IGas has reported the results of its studies of the Lower Carboniferous shale, including the Bowland Shale, under its licences in the North West of England, an area of 300 square miles.
The company has constructed a geological model utilising 330kms of reprocessed seismic lines, subsurface data (including cores, logs) from around 20 offset wells and geological data from IGas’s well at Ince Marshes.
This data has been analysed to give estimates of the reservoir characteristics of the shale formations and the thickness of the shale.

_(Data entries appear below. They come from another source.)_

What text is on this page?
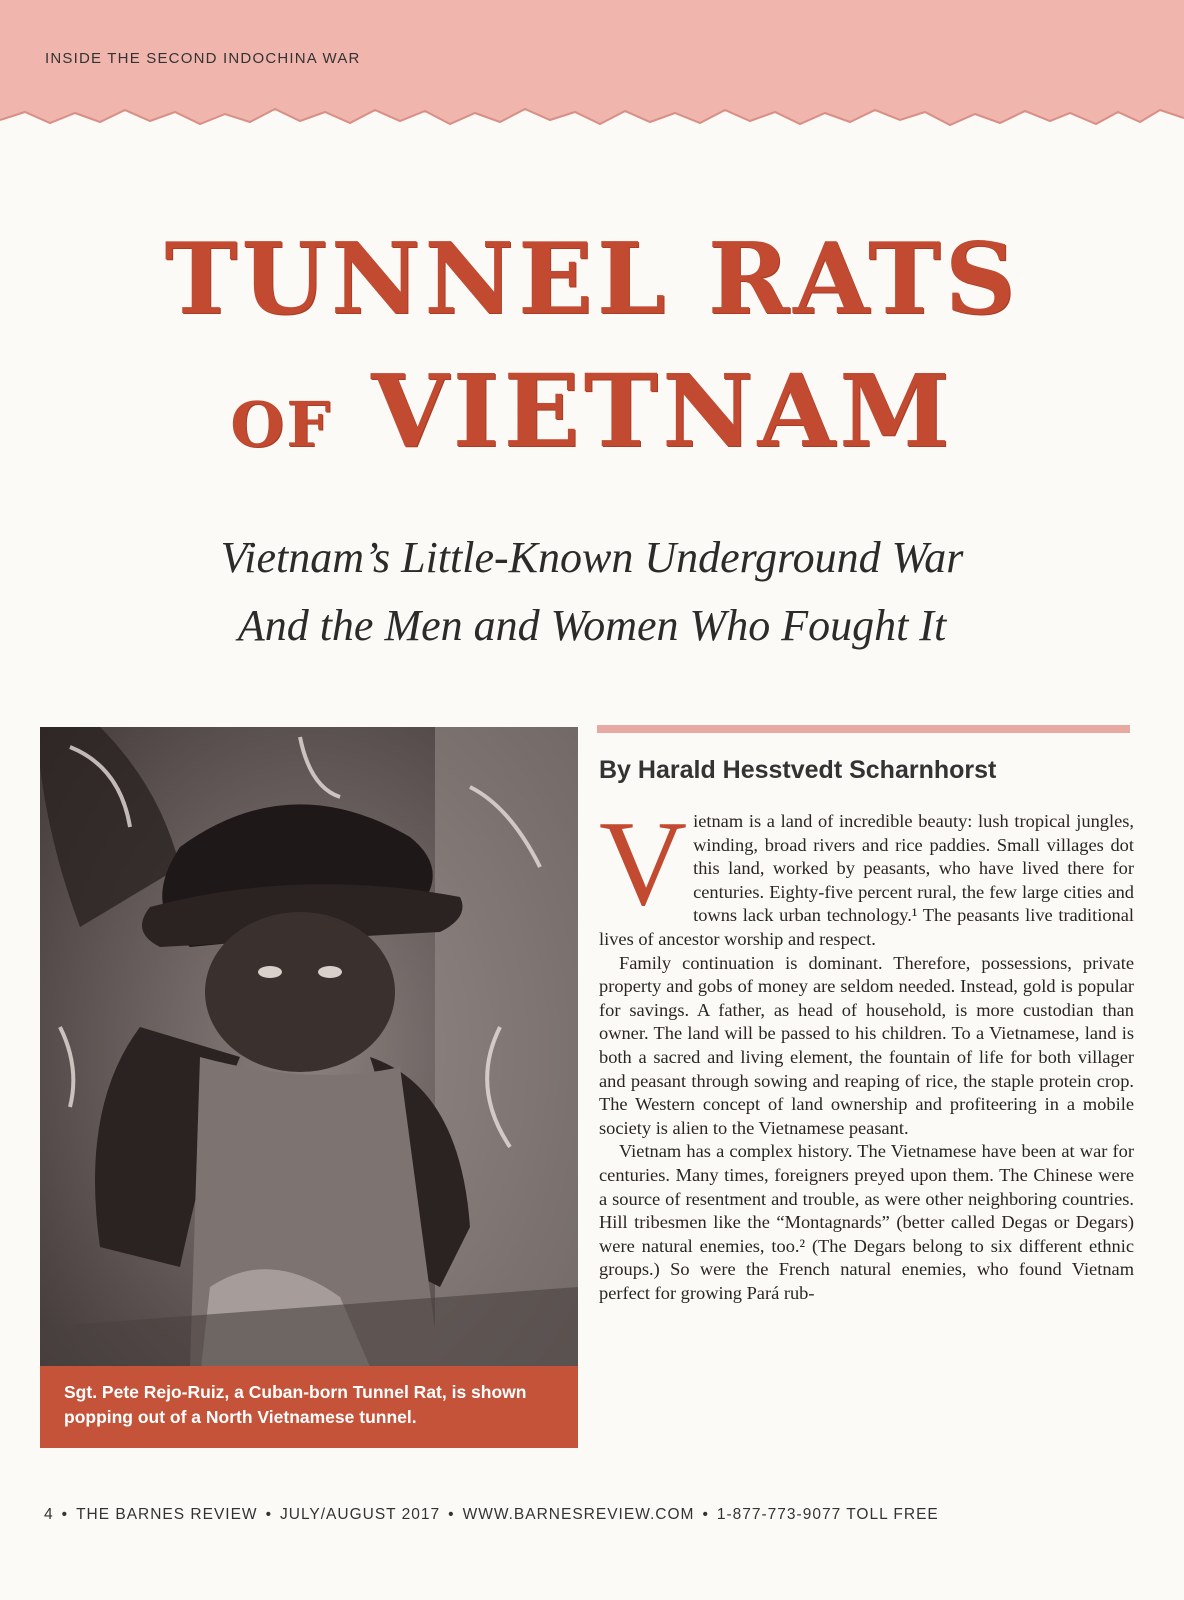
INSIDE THE SECOND INDOCHINA WAR
TUNNEL RATS
OF VIETNAM
Vietnam’s Little-Known Underground War
And the Men and Women Who Fought It
Sgt. Pete Rejo-Ruiz, a Cuban-born Tunnel Rat, is shown popping out of a North Vietnamese tunnel.
By Harald Hesstvedt Scharnhorst

Vietnam is a land of incredible beauty: lush tropical jungles, winding, broad rivers and rice paddies. Small villages dot this land, worked by peasants, who have lived there for centuries. Eighty-five percent rural, the few large cities and towns lack urban technology.¹ The peasants live traditional lives of ancestor worship and respect.

Family continuation is dominant. Therefore, possessions, private property and gobs of money are seldom needed. Instead, gold is popular for savings. A father, as head of household, is more custodian than owner. The land will be passed to his children. To a Vietnamese, land is both a sacred and living element, the fountain of life for both villager and peasant through sowing and reaping of rice, the staple protein crop. The Western concept of land ownership and profiteering in a mobile society is alien to the Vietnamese peasant.

Vietnam has a complex history. The Vietnamese have been at war for centuries. Many times, foreigners preyed upon them. The Chinese were a source of resentment and trouble, as were other neighboring countries. Hill tribesmen like the “Montagnards” (better called Degas or Degars) were natural enemies, too.² (The Degars belong to six different ethnic groups.) So were the French natural enemies, who found Vietnam perfect for growing Pará rub-

4 • THE BARNES REVIEW • JULY/AUGUST 2017 • WWW.BARNESREVIEW.COM • 1-877-773-9077 TOLL FREE
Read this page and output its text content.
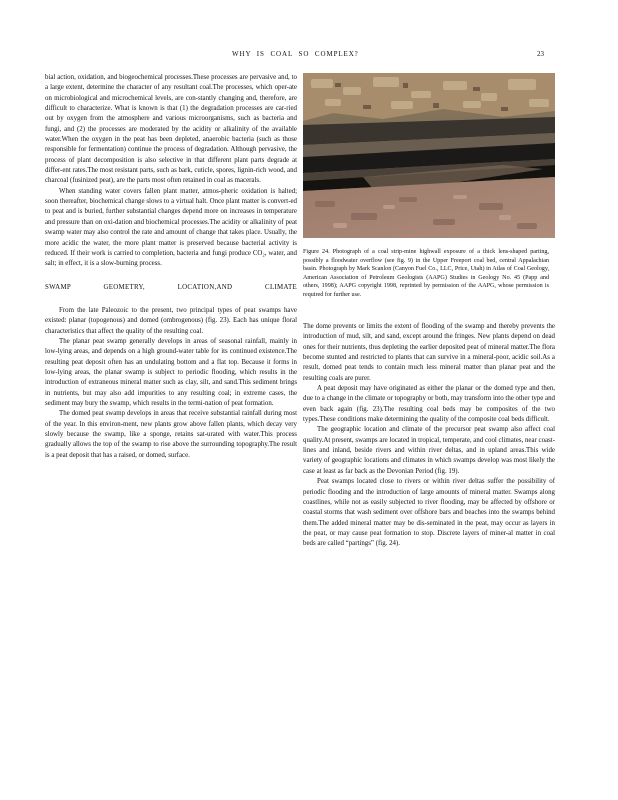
WHY IS COAL SO COMPLEX?	23

bial action, oxidation, and biogeochemical processes.These processes are pervasive and, to a large extent, determine the character of any resultant coal.The processes, which oper-ate on microbiological and microchemical levels, are con-stantly changing and, therefore, are difficult to characterize. What is known is that (1) the degradation processes are car-ried out by oxygen from the atmosphere and various microorganisms, such as bacteria and fungi, and (2) the processes are moderated by the acidity or alkalinity of the available water.When the oxygen in the peat has been depleted, anaerobic bacteria (such as those responsible for fermentation) continue the process of degradation. Although pervasive, the process of plant decomposition is also selective in that different plant parts degrade at differ-ent rates.The most resistant parts, such as bark, cuticle, spores, lignin-rich wood, and charcoal (fusinized peat), are the parts most often retained in coal as macerals.

When standing water covers fallen plant matter, atmos-pheric oxidation is halted; soon thereafter, biochemical change slows to a virtual halt. Once plant matter is convert-ed to peat and is buried, further substantial changes depend more on increases in temperature and pressure than on oxi-dation and biochemical processes.The acidity or alkalinity of peat swamp water may also control the rate and amount of change that takes place. Usually, the more acidic the water, the more plant matter is preserved because bacterial activity is reduced. If their work is carried to completion, bacteria and fungi produce CO₂, water, and salt; in effect, it is a slow-burning process.

SWAMP GEOMETRY, LOCATION,AND CLIMATE

From the late Paleozoic to the present, two principal types of peat swamps have existed: planar (topogenous) and domed (ombrogenous) (fig. 23). Each has unique floral characteristics that affect the quality of the resulting coal.

The planar peat swamp generally develops in areas of seasonal rainfall, mainly in low-lying areas, and depends on a high ground-water table for its continued existence.The resulting peat deposit often has an undulating bottom and a flat top. Because it forms in low-lying areas, the planar swamp is subject to periodic flooding, which results in the introduction of extraneous mineral matter such as clay, silt, and sand.This sediment brings in nutrients, but may also add impurities to any resulting coal; in extreme cases, the sediment may bury the swamp, which results in the termi-nation of peat formation.

The domed peat swamp develops in areas that receive substantial rainfall during most of the year. In this environ-ment, new plants grow above fallen plants, which decay very slowly because the swamp, like a sponge, retains sat-urated with water.This process gradually allows the top of the swamp to rise above the surrounding topography.The result is a peat deposit that has a raised, or domed, surface.

Figure 24. Photograph of a coal strip-mine highwall exposure of a thick lens-shaped parting, possibly a floodwater overflow (see fig. 9) in the Upper Freeport coal bed, central Appalachian basin. Photograph by Mark Scanlon (Canyon Fuel Co., LLC, Price, Utah) in Atlas of Coal Geology, American Association of Petroleum Geologists (AAPG) Studies in Geology No. 45 (Papp and others, 1998); AAPG copyright 1998, reprinted by permission of the AAPG, whose permission is required for further use.

The dome prevents or limits the extent of flooding of the swamp and thereby prevents the introduction of mud, silt, and sand, except around the fringes. New plants depend on dead ones for their nutrients, thus depleting the earlier deposited peat of mineral matter.The flora become stunted and restricted to plants that can survive in a mineral-poor, acidic soil.As a result, domed peat tends to contain much less mineral matter than planar peat and the resulting coals are purer.

A peat deposit may have originated as either the planar or the domed type and then, due to a change in the climate or topography or both, may transform into the other type and even back again (fig. 23).The resulting coal beds may be composites of the two types.These conditions make determining the quality of the composite coal beds difficult.

The geographic location and climate of the precursor peat swamp also affect coal quality.At present, swamps are located in tropical, temperate, and cool climates, near coast-lines and inland, beside rivers and within river deltas, and in upland areas.This wide variety of geographic locations and climates in which swamps develop was most likely the case at least as far back as the Devonian Period (fig. 19).

Peat swamps located close to rivers or within river deltas suffer the possibility of periodic flooding and the introduction of large amounts of mineral matter. Swamps along coastlines, while not as easily subjected to river flooding, may be affected by offshore or coastal storms that wash sediment over offshore bars and beaches into the swamps behind them.The added mineral matter may be dis-seminated in the peat, may occur as layers in the peat, or may cause peat formation to stop. Discrete layers of miner-al matter in coal beds are called “partings” (fig. 24).
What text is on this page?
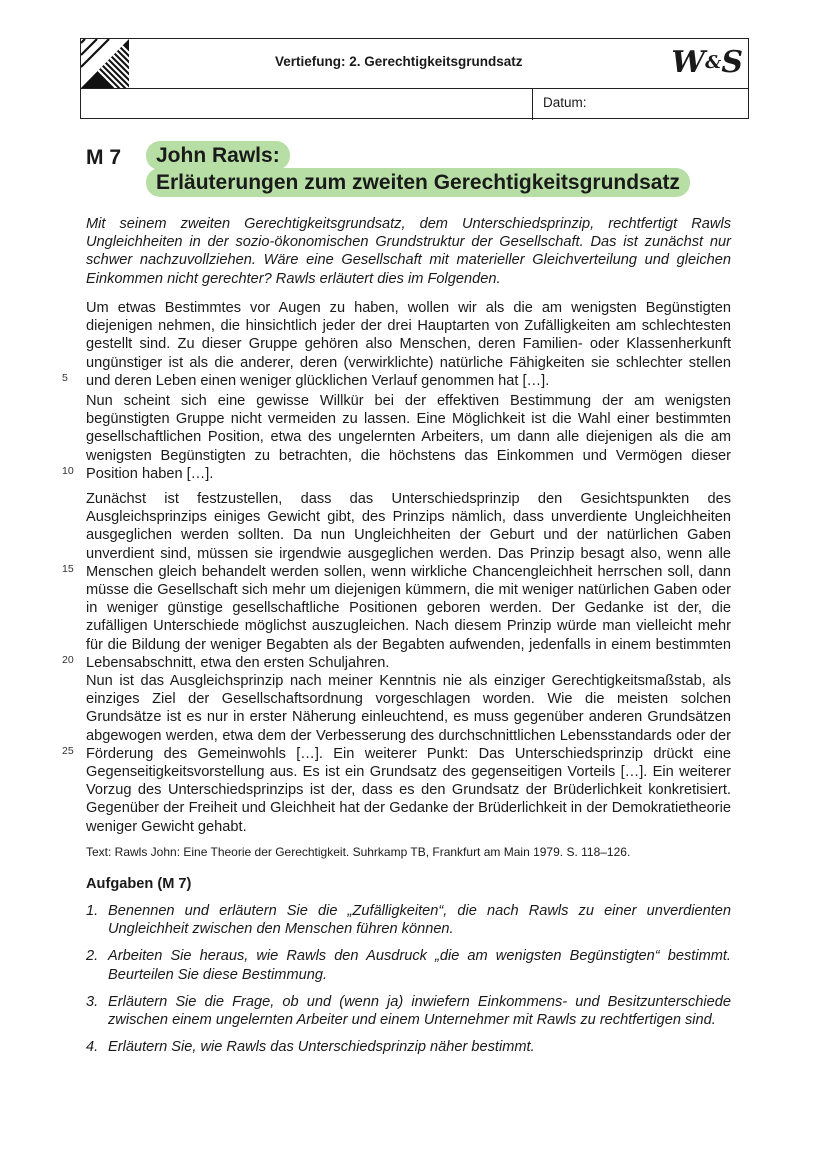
Vertiefung: 2. Gerechtigkeitsgrundsatz	W&S
Datum:
M 7	John Rawls:
Erläuterungen zum zweiten Gerechtigkeitsgrundsatz

Mit seinem zweiten Gerechtigkeitsgrundsatz, dem Unterschiedsprinzip, rechtfertigt Rawls Ungleichheiten in der sozio-ökonomischen Grundstruktur der Gesellschaft. Das ist zunächst nur schwer nachzuvollziehen. Wäre eine Gesellschaft mit materieller Gleichverteilung und gleichen Einkommen nicht gerechter? Rawls erläutert dies im Folgenden.

Um etwas Bestimmtes vor Augen zu haben, wollen wir als die am wenigsten Begünstigten diejenigen nehmen, die hinsichtlich jeder der drei Hauptarten von Zufälligkeiten am schlechtesten gestellt sind. Zu dieser Gruppe gehören also Menschen, deren Familien- oder Klassenherkunft ungünstiger ist als die anderer, deren (verwirklichte) natürliche Fähigkeiten sie schlechter stellen und deren Leben einen weniger glücklichen Verlauf genommen hat […].

Nun scheint sich eine gewisse Willkür bei der effektiven Bestimmung der am wenigsten begünstigten Gruppe nicht vermeiden zu lassen. Eine Möglichkeit ist die Wahl einer bestimmten gesellschaftlichen Position, etwa des ungelernten Arbeiters, um dann alle diejenigen als die am wenigsten Begünstigten zu betrachten, die höchstens das Einkommen und Vermögen dieser Position haben […].

Zunächst ist festzustellen, dass das Unterschiedsprinzip den Gesichtspunkten des Ausgleichsprinzips einiges Gewicht gibt, des Prinzips nämlich, dass unverdiente Ungleichheiten ausgeglichen werden sollten. Da nun Ungleichheiten der Geburt und der natürlichen Gaben unverdient sind, müssen sie irgendwie ausgeglichen werden. Das Prinzip besagt also, wenn alle Menschen gleich behandelt werden sollen, wenn wirkliche Chancengleichheit herrschen soll, dann müsse die Gesellschaft sich mehr um diejenigen kümmern, die mit weniger natürlichen Gaben oder in weniger günstige gesellschaftliche Positionen geboren werden. Der Gedanke ist der, die zufälligen Unterschiede möglichst auszugleichen. Nach diesem Prinzip würde man vielleicht mehr für die Bildung der weniger Begabten als der Begabten aufwenden, jedenfalls in einem bestimmten Lebensabschnitt, etwa den ersten Schuljahren.

Nun ist das Ausgleichsprinzip nach meiner Kenntnis nie als einziger Gerechtigkeitsmaßstab, als einziges Ziel der Gesellschaftsordnung vorgeschlagen worden. Wie die meisten solchen Grundsätze ist es nur in erster Näherung einleuchtend, es muss gegenüber anderen Grundsätzen abgewogen werden, etwa dem der Verbesserung des durchschnittlichen Lebensstandards oder der Förderung des Gemeinwohls […]. Ein weiterer Punkt: Das Unterschiedsprinzip drückt eine Gegenseitigkeitsvorstellung aus. Es ist ein Grundsatz des gegenseitigen Vorteils […]. Ein weiterer Vorzug des Unterschiedsprinzips ist der, dass es den Grundsatz der Brüderlichkeit konkretisiert. Gegenüber der Freiheit und Gleichheit hat der Gedanke der Brüderlichkeit in der Demokratietheorie weniger Gewicht gehabt.

5
10
15
20
25
Text: Rawls John: Eine Theorie der Gerechtigkeit. Suhrkamp TB, Frankfurt am Main 1979. S. 118–126.
Aufgaben (M 7)
1. Benennen und erläutern Sie die „Zufälligkeiten“, die nach Rawls zu einer unverdienten Ungleichheit zwischen den Menschen führen können.
2. Arbeiten Sie heraus, wie Rawls den Ausdruck „die am wenigsten Begünstigten“ bestimmt. Beurteilen Sie diese Bestimmung.
3. Erläutern Sie die Frage, ob und (wenn ja) inwiefern Einkommens- und Besitzunterschiede zwischen einem ungelernten Arbeiter und einem Unternehmer mit Rawls zu rechtfertigen sind.
4. Erläutern Sie, wie Rawls das Unterschiedsprinzip näher bestimmt.
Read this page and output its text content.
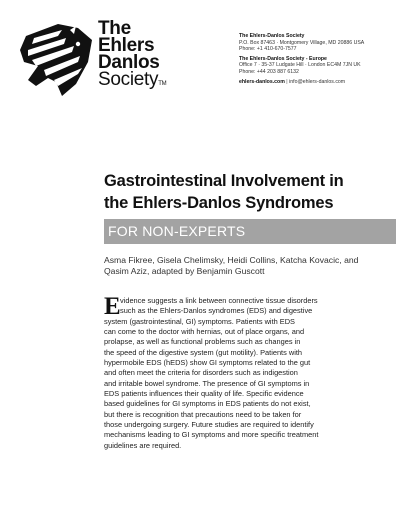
The
Ehlers
Danlos
SocietyTM
The Ehlers-Danlos Society
P.O. Box 87463 · Montgomery Village, MD 20886 USA
Phone: +1 410-670-7577
The Ehlers-Danlos Society - Europe
Office 7 · 35-37 Ludgate Hill · London EC4M 7JN UK
Phone: +44 203 887 6132
ehlers-danlos.com | info@ehlers-danlos.com
Gastrointestinal Involvement in
the Ehlers-Danlos Syndromes
FOR NON-EXPERTS
Asma Fikree, Gisela Chelimsky, Heidi Collins, Katcha Kovacic, and
Qasim Aziz, adapted by Benjamin Guscott
E vidence suggests a link between connective tissue disorders
such as the Ehlers-Danlos syndromes (EDS) and digestive
system (gastrointestinal, GI) symptoms. Patients with EDS
can come to the doctor with hernias, out of place organs, and
prolapse, as well as functional problems such as changes in
the speed of the digestive system (gut motility). Patients with
hypermobile EDS (hEDS) show GI symptoms related to the gut
and often meet the criteria for disorders such as indigestion
and irritable bowel syndrome. The presence of GI symptoms in
EDS patients influences their quality of life. Specific evidence
based guidelines for GI symptoms in EDS patients do not exist,
but there is recognition that precautions need to be taken for
those undergoing surgery. Future studies are required to identify
mechanisms leading to GI symptoms and more specific treatment
guidelines are required.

Based on this model, IGas estimated the volume of 'gas initially in place' (GIIP) associated with the shales in the North West, including the Bowland Shale, as ranging between a low of 15.1 Tcf and high of 172.3 Tcf, with 102.0 Tcf given as the 'most likely' volume.
These estimates cover an area of 300 square miles giving an average mid case in place volume of around 340Bcf/ square mile with a range of 93Bcf/square mile to 677Bcf/square mile across the IGas North West acreage.
The proposed drilling programme, which will commence in Q4 2013, in the North West, is at an advanced stage.
Long lead items such as wellheads and casings, have now been ordered and negotiations with drilling and related service companies are well advanced.
“The announcement of the gas in place volumes of up to about 170Tcf in our North West acreage follows the completion of a very thorough study by the IGas technical team, said Andrew Austin, IGas CEO
The finding, he said, support the view that these licences have a very significant shale gas resource with the potential to transform the company and materially benefit the communities in which we operate.
The planned drilling programme, commencing later this year, will further refine these estimates and advance our understanding of this shale basin. We will in due course carry out further analysis and reinterpretation of existing seismic and subsurface data to evaluate the potentially prospective Shale resources in the East Midlands and Weald Basin licence areas.”